For the first day we booked a tour with the company directly across the street from our hotel. As tours in San Pedro go it was a light one, starting in the afternoon and lasting until just after sunset. All we would need is some water and snacks if we wanted.

Our guide was named Pablo and he was very knowledgeable about the desert. He explained how the area was originally named Valle de la Marte (Valley of Mars) but that a Belgian priest misheard it spoken by the locals and at some point in history mistakenly renamed it Valle de la Muerte (Valley of Death).

Both names were fitting. There was almost no life able to survive in this climate, which is the most dry, arid desert on the entire planet.

The trade-off: bright red of the desert filling the eye to the horizon.

We first went atop a small-ish mountain in a van. We walked around and looked at all there was to see. Pablo pointed out the one plant, rica-rica, that was able to survive on the very infrequent precipitation that falls here.

The other thing stopping life is the salt. There is salt everywhere. It just crystallizes because of the dry climate. If you look closely at many rocks, you see they have a white powder or even larger growths of salt on them.
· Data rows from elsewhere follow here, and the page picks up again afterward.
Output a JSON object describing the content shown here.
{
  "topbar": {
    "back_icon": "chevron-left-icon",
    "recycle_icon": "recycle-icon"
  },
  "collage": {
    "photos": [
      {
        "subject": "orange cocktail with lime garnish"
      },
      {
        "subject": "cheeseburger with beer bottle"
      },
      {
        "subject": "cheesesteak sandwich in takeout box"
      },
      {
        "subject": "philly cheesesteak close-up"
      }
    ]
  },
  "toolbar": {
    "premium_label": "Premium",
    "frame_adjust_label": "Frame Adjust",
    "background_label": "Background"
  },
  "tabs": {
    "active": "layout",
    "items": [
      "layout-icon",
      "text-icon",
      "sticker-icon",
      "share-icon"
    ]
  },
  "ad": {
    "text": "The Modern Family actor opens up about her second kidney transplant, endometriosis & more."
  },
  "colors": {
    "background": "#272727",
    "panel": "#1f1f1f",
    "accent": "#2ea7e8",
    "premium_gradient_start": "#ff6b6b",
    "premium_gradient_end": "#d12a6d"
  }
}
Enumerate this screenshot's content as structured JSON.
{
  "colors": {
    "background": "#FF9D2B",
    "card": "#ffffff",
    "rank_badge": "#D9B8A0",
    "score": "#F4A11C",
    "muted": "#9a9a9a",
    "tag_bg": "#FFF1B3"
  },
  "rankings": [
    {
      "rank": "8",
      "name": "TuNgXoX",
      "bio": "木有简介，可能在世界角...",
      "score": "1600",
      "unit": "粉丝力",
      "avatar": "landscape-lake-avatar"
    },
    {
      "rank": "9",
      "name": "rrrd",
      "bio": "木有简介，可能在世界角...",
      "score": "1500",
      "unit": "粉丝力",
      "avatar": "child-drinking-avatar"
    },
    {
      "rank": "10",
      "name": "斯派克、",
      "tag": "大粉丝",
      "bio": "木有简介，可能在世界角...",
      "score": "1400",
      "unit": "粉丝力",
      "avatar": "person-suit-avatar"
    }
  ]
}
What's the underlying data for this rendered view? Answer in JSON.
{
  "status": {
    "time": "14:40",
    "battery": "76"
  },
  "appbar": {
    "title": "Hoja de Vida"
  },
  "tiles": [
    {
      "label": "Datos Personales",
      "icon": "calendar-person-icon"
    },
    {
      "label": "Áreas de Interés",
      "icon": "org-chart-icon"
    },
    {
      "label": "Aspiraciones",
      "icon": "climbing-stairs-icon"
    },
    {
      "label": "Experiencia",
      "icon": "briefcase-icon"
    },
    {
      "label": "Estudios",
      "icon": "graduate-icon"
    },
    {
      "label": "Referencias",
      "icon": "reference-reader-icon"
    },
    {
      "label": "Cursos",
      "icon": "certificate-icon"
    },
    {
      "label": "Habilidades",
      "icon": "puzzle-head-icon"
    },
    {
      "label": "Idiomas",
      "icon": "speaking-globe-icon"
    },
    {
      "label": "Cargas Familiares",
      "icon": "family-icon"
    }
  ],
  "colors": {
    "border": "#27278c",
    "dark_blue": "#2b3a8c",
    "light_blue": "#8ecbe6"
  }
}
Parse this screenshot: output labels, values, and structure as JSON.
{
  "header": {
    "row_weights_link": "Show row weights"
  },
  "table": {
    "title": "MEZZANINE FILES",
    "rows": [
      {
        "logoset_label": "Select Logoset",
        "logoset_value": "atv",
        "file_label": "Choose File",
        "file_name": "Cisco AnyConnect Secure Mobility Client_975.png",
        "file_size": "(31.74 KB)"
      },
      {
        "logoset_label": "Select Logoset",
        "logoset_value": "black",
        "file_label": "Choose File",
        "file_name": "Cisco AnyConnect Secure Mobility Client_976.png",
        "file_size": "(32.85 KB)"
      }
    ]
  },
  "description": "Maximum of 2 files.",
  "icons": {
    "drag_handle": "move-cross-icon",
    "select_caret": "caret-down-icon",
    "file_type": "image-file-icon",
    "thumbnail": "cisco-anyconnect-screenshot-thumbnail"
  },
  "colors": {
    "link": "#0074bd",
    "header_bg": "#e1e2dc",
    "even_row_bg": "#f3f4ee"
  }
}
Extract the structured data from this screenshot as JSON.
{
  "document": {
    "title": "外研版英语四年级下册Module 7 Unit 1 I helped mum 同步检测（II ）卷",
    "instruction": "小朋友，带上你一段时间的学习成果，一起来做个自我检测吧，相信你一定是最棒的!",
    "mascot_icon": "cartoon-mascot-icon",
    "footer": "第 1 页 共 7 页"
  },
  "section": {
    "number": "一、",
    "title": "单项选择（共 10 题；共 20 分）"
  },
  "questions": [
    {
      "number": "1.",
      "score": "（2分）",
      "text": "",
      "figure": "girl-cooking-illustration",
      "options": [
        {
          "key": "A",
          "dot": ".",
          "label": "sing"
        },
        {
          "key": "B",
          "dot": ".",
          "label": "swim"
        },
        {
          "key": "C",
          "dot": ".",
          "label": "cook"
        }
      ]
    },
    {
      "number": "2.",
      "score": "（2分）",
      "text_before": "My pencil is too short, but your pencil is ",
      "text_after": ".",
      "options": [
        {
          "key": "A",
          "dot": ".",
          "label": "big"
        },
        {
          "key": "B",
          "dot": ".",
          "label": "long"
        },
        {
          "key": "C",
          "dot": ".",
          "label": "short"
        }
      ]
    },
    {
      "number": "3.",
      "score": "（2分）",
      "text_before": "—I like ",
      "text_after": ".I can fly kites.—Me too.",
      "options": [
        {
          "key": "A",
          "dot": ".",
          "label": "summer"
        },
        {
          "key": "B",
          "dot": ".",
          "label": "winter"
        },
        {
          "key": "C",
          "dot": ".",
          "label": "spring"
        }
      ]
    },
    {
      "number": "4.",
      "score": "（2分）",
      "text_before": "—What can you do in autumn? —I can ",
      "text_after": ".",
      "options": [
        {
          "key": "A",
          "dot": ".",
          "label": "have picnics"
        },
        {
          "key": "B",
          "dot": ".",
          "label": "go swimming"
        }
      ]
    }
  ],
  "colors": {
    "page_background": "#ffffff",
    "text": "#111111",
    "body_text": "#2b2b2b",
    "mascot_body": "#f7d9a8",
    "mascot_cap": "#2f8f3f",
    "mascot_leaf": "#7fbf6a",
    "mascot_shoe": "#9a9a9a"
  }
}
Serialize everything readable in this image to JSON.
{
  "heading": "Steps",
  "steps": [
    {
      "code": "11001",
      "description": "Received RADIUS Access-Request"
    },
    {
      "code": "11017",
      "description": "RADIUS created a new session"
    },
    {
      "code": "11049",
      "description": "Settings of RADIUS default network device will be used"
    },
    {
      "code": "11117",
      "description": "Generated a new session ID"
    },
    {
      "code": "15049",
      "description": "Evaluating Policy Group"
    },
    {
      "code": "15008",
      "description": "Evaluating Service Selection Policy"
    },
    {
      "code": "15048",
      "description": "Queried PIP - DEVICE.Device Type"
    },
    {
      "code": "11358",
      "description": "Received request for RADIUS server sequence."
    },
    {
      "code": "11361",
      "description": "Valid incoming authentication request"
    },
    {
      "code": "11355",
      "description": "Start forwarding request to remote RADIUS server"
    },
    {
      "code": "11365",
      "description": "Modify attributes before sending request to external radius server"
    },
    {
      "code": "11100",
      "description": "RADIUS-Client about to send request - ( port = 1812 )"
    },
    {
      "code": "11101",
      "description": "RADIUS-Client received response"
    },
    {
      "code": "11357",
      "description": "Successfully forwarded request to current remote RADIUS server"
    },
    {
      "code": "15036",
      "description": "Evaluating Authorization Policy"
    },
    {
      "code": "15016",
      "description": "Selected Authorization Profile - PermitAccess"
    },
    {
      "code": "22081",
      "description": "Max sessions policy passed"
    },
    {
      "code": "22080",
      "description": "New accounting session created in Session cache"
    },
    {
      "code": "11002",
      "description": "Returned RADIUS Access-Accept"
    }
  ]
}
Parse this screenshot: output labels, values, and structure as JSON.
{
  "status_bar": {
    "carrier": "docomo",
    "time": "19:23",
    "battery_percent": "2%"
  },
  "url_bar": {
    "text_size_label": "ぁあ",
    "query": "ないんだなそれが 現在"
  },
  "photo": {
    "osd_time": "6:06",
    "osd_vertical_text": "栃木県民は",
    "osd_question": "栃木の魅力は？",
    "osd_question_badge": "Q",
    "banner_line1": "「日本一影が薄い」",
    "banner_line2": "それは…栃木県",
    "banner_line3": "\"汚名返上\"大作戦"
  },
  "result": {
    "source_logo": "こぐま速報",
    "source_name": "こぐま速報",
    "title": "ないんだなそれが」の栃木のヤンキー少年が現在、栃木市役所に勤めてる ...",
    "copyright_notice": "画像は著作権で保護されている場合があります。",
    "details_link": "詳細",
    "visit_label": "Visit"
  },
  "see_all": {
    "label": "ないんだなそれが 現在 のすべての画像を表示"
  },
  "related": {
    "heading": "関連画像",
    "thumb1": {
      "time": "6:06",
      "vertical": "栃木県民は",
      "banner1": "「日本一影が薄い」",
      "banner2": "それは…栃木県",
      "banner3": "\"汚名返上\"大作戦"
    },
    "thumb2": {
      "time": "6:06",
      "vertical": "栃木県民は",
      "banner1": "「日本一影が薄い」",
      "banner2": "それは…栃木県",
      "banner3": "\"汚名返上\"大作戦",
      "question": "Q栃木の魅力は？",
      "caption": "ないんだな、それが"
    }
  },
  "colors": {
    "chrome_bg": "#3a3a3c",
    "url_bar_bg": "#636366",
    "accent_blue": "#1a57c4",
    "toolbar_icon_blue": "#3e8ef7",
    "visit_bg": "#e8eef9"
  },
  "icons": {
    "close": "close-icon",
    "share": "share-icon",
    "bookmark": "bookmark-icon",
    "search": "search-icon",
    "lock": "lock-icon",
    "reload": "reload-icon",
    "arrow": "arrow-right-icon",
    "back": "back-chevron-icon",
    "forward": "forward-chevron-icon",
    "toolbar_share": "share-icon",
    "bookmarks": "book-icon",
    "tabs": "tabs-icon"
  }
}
It's just regular salt and it's fine to consume.

We piled back into the van and went to another location with even more salt. These aren't the salt flats that everyone hears about; they're more like small mountains. Pablo said the timing of the tour was intentional. The sun was getting lower in the sky and the shadows start getting longer. As the salt stops receiving direct sunlight, it cools off, contracts, and starts cracking, causing the entire landscape to emit a very faint noise.

Our last stop was another valley: Valle de la Luna (Valley of the Moon). Like our first stop, it was expansive and very impressive. Apparently there is a special tour during full moons, but our trip didn't fall within that window. Nevertheless, it was a spectacular place, with salt covered mountains, sand dunes, and a breathtaking sunset.

The sunset was the climax of the tour. We hiked up a mountain and had a superb view:

Afterwards we hiked back down the mountain and took a quiet ride back into town. We found a restaurant right around the corner called Café Export, had a good meal, and went to bed early to prepare for the next day's adventure.